Échange de prisonniers entre Israël et les Palestiniens : deux poids, deux mesures dans les JT
Le 18 octobre dernier, le sergent Gilad Shalit a été libéré après plus de cinq ans de captivité
dans la bande de Gaza. Le même jour, 477 prisonniers palestiniens étaient relâchés, dans le
cadre d'un accord entre Israël et le Hamas, qui prévoit en outre que 550 autres Palestiniens
quitteront les prisons israéliennes au mois de décembre. Cet échange a fait l'objet d'une
intense couverture médiatique, notamment par les télévisions. Qu'ont-elles dit et montré ?
Une étude des JT de TF1, France 2 et France 3 du 18 octobre (midi et soir) révèle un
consternant déséquilibre dans le traitement de ce qui n'était pas une « libération d'otage »
mais bel et bien un échange de détenus : non seulement l'essentiel du temps d'antenne et des
moyens journalistiques ont été consacrés à la libération de Gilad Shalit et aux réactions
israéliennes, mais les prisonniers palestiniens, leur famille, leurs proches... ont bénéficié d'un
maigre traitement factuel, la compassion et l'empathie, l'émotion et la joie étant réservées au
traitement médiatique des réactions israéliennes.
« Libération de Shalit » ou échange de détenus ?
Le choix des titres des JT parle de lui-même.
Au 20 heures de TF1...
Les 477 prisonniers palestiniens ne font ni la « une », ni les gros titres. Dans les JT du 18 octobre (comme dans la
presse écrite), des sujets leur sont néanmoins consacrés. Mais le décompte du temps accordé, respectivement, à la
libération de Gilad Shalit et aux réactions en Israël d'une part, et à la libération des prisonniers palestiniens et aux
réactions en Cisjordanie et à Gaza d'autre part, est éloquent. Si l'on additionne ces durées dans les sept JT observés
(13 heures et 20 heures de TF1 et de France 2, « 12/13 », « 19/20 » et « Soir 3 » sur France 3), le résultat est le
suivant : 17 min 37 s ont été accordées à Shalit, 7 min 56 s aux prisonniers palestiniens [1]. Soit 69 % du temps
pour le premier et 31 % pour les seconds. Ce sont notamment les duplex réalisés par les diverses chaînes qui ont
fait pencher très nettement la balance : sur sept duplex organisés (un par JT), six ont eu lieu à Mitzpé Hila, village
dans lequel réside la famille Shalit, et un à... Tel Nof, base militaire où Shalit a retrouvé ses parents. Aucun duplex
n'a été réalisé depuis Gaza ou Ramallah, où des centaines de milliers de Palestiniens célébraient pourtant le retour
des prisonniers et où les principaux dirigeants palestiniens ont prononcé des discours.

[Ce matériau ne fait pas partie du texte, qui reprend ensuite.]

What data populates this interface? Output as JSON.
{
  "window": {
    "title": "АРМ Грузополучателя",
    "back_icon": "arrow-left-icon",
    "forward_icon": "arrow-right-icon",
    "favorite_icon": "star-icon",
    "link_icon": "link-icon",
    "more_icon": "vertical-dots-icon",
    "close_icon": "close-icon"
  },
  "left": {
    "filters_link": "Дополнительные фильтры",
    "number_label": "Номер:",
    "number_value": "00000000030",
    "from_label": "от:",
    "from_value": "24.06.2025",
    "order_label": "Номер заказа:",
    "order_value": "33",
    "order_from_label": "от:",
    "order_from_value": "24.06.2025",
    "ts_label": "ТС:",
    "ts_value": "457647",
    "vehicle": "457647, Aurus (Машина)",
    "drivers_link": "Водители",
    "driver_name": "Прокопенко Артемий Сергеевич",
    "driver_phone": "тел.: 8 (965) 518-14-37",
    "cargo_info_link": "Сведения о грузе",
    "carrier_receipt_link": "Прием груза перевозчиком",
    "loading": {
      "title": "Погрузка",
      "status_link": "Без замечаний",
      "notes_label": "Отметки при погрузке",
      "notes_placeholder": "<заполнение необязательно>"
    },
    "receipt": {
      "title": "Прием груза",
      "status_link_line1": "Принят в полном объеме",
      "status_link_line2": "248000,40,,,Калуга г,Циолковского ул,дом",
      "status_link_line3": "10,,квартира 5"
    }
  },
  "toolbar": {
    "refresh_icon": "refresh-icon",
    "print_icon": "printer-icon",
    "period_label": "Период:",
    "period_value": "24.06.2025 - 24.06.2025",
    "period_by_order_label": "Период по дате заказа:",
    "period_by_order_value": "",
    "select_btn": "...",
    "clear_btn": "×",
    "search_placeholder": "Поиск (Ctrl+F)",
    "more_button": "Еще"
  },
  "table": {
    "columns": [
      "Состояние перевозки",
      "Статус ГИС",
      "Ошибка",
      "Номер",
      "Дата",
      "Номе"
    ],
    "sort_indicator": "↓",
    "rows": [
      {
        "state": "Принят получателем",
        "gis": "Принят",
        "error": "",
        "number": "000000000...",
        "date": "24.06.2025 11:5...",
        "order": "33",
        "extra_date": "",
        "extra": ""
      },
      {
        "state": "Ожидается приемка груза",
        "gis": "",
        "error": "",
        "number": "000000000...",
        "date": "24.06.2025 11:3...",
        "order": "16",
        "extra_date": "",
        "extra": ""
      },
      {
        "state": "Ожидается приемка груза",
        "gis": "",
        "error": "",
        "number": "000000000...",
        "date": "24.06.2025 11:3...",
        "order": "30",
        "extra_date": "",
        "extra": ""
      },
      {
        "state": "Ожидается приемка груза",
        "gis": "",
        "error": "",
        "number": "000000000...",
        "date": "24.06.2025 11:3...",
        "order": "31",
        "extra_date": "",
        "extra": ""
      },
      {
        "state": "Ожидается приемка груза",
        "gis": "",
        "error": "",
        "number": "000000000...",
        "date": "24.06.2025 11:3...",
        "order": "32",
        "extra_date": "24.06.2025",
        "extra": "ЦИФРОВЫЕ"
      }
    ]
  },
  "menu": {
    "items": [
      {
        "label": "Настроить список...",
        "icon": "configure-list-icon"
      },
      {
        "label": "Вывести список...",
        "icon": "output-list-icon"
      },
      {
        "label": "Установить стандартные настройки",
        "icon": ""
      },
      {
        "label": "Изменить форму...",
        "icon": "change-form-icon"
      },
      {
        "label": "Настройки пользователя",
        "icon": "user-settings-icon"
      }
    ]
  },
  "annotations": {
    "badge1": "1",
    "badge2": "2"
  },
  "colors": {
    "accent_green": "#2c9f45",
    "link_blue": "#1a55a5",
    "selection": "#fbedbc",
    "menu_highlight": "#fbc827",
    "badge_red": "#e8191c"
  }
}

Les titres et les dispositifs indiquent donc que le choix opéré dans l'ensemble des JT de TF1, France 2 et France 3
était de couvrir la « libération de Shalit » avec, en arrière-plan, le « retour » des prisonniers palestiniens, comme si la
double nationalité de Gilad Shalit suffisait à justifier une telle disproportion. Or, au-delà des chiffres, le ton et les
termes employés montrent que les JT ont invité à partager le soulagement ou l'allégresse du côté israélien, tandis
que les sentiments équivalents des Palestiniens étaient tenus, c'est le moins que l'on puisse dire, à une certaine
distance.
Une empathie à sens unique
« Des fleurs blanches, des acclamations et des larmes de joie, le Franco-Israélien Gilad Shalit a retrouvé la liberté
aujourd'hui après cinq ans de détention, il a retrouvé sa famille aussi. Mêmes scènes de liesse en face, côté
palestinien, où des centaines de prisonniers échangés contre le soldat sont arrivés tout à l'heure » (David Pujadas,
20 heures de France 2). « Il n'a que 25 ans, vient de passer cinq années prisonnier du Hamas : le Franco-Israélien
Gilad Shalit savoure ses premières heures de liberté et ses retrouvailles avec sa famille. Scènes de liesse en
Israël, scène de liesse aussi à Gaza et en Cisjordanie, où l'on fête le retour triomphal des 477 premiers prisonniers
palestiniens » (Carole Gaessler, « 19/20 » de France 3) [2].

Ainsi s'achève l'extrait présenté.